La Bosnia torna a far parlare di sé nelle cronache internazionali, e lo fa principalmente in relazione alla torbida storia delle inchieste partite da Milano sui “safari” con cui facoltosi turisti europei venivano portati alle linee serbe, negli anni Novanta, per sparare sulla Sarajevo assediata. Una vicenda che, se confermata, aprirebbe uno squarcio drammatico sulla storia recente, e spesso dimenticata, dell’Europa meridionale, ma che ci consente di leggere la storia della Bosnia-Erzegovina in relazione al mai finito dramma balcanico. Per Sarajevo, anche trent’anni dopo gli accordi di Dayton che formalizzarono l’attuale assetto del Paese, è difficile trovare il confine tra storia e memoria, tra passato e presente.

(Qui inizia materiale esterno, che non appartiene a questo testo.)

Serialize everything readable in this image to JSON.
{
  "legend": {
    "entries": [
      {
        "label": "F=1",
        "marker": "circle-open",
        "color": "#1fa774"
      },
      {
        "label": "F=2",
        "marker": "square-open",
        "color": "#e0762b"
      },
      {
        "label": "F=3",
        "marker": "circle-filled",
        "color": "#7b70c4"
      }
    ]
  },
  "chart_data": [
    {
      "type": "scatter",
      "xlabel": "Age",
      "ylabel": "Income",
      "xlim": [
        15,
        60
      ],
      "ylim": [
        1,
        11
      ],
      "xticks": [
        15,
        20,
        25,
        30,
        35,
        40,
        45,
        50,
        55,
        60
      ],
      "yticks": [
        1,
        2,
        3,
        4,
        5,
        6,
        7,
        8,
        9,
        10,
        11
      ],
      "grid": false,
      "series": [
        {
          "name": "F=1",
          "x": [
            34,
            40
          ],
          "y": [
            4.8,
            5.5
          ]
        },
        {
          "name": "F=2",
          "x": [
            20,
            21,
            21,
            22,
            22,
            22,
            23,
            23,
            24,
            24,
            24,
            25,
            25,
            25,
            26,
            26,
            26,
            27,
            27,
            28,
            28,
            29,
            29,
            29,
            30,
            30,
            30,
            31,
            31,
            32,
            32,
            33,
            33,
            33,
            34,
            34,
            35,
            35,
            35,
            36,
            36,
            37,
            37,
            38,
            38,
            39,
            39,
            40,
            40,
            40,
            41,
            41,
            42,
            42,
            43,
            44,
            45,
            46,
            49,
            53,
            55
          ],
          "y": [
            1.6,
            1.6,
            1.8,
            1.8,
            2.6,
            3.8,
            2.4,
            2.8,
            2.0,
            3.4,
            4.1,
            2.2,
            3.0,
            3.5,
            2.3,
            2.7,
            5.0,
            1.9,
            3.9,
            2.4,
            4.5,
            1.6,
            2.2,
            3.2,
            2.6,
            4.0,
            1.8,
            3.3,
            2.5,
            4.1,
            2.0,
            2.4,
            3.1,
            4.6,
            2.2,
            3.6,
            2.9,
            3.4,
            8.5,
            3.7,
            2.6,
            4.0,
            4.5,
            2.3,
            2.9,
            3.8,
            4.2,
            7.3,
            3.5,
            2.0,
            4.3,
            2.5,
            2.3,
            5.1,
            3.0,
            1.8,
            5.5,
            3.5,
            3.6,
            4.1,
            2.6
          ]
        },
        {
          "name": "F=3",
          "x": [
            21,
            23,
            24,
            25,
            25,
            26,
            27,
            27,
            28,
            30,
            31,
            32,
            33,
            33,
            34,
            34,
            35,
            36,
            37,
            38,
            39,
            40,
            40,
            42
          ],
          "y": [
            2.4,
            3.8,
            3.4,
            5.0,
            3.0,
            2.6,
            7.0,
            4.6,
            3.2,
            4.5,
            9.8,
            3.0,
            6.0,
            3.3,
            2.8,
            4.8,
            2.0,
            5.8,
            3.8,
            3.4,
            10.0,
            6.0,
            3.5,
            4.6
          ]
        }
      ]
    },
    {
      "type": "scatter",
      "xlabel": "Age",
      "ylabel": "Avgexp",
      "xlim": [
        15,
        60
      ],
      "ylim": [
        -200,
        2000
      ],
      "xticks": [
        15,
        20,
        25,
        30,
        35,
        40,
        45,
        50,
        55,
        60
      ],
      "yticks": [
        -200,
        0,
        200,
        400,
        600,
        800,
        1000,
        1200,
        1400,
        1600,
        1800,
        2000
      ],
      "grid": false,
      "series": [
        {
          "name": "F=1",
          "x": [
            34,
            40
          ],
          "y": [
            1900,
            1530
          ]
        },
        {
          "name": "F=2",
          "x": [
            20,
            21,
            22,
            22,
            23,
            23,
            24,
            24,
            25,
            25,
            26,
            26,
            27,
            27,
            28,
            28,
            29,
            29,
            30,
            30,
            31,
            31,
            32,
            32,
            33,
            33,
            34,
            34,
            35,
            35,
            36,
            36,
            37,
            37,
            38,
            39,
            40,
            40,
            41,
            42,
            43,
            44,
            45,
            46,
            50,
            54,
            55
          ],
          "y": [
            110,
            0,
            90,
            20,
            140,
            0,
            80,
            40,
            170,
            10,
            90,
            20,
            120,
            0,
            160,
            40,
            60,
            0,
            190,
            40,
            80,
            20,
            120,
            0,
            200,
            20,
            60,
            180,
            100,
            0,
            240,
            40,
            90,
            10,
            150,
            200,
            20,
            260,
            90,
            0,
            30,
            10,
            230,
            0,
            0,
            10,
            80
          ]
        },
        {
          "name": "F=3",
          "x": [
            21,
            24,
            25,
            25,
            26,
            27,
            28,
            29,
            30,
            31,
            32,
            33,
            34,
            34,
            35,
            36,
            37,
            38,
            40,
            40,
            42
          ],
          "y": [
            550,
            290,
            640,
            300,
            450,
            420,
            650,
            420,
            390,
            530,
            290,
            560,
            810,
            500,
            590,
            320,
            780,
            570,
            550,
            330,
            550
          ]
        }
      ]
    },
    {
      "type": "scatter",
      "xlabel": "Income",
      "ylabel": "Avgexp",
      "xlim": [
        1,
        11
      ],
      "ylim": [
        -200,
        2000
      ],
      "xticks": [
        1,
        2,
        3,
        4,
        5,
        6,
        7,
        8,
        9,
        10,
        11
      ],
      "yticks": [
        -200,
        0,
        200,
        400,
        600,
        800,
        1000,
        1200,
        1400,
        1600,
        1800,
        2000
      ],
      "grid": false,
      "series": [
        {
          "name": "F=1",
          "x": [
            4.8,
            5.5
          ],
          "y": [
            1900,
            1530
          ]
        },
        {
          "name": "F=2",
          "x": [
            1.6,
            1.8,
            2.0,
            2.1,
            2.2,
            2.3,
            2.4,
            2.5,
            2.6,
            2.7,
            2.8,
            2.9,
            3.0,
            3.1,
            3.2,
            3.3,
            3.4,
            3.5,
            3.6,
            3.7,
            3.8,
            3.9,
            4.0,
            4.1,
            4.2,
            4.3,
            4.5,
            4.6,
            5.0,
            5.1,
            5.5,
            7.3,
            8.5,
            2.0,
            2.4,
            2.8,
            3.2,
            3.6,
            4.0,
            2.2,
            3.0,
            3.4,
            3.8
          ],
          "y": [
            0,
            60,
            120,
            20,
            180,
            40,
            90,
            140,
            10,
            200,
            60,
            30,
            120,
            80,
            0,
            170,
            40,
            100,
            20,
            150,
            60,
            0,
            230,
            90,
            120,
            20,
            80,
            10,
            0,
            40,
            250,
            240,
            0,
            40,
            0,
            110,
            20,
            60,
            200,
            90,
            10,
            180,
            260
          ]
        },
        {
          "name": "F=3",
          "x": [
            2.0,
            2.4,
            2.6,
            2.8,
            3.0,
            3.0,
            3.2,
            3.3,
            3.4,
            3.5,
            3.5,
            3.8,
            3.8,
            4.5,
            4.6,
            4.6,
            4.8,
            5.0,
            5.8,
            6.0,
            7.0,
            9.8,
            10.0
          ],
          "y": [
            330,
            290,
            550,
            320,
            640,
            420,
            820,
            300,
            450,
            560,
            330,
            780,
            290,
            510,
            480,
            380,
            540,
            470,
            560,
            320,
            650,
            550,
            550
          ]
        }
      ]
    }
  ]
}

La Bosnia attuale è figlia di una tregua, non di una pace, è un compromesso perennemente messo sotto scacco da parte di fattori destabilizzanti e intrusioni esterne. Il 23 novembre si sono tenute le elezioni presidenziali nella Repubblica Srpska, la componente della Bosnia che fa riferimento all’etnia serba, e sono state vinte da Sinisa Karan, delfino del deus ex machina del separatismo serbo-bosniaco Milorad Dodik, in aperto contrasto con l’autorità federale di Sarajevo. Dodik è stato destituito dall’incarico dopo aver ricevuto una condanna per attività anticostituzionale, rifiutandosi dapprima di riconoscere la sentenza e soffiando poi sul fuoco di un velato separatismo. Vicino a Vladimir Putin e alla Russia, Dodik e il suo partito, l’Alleanza dei socialdemocratici indipendenti (Snsd), mettono in dubbio l’unità nazionale bosniaca. E mostrano la fragilità del costrutto degli Accordi di Dayton che trent’anni fa crearono il Paese che oggi conosciamo. In perenne bilico tra un passato tragico e un futuro incerto.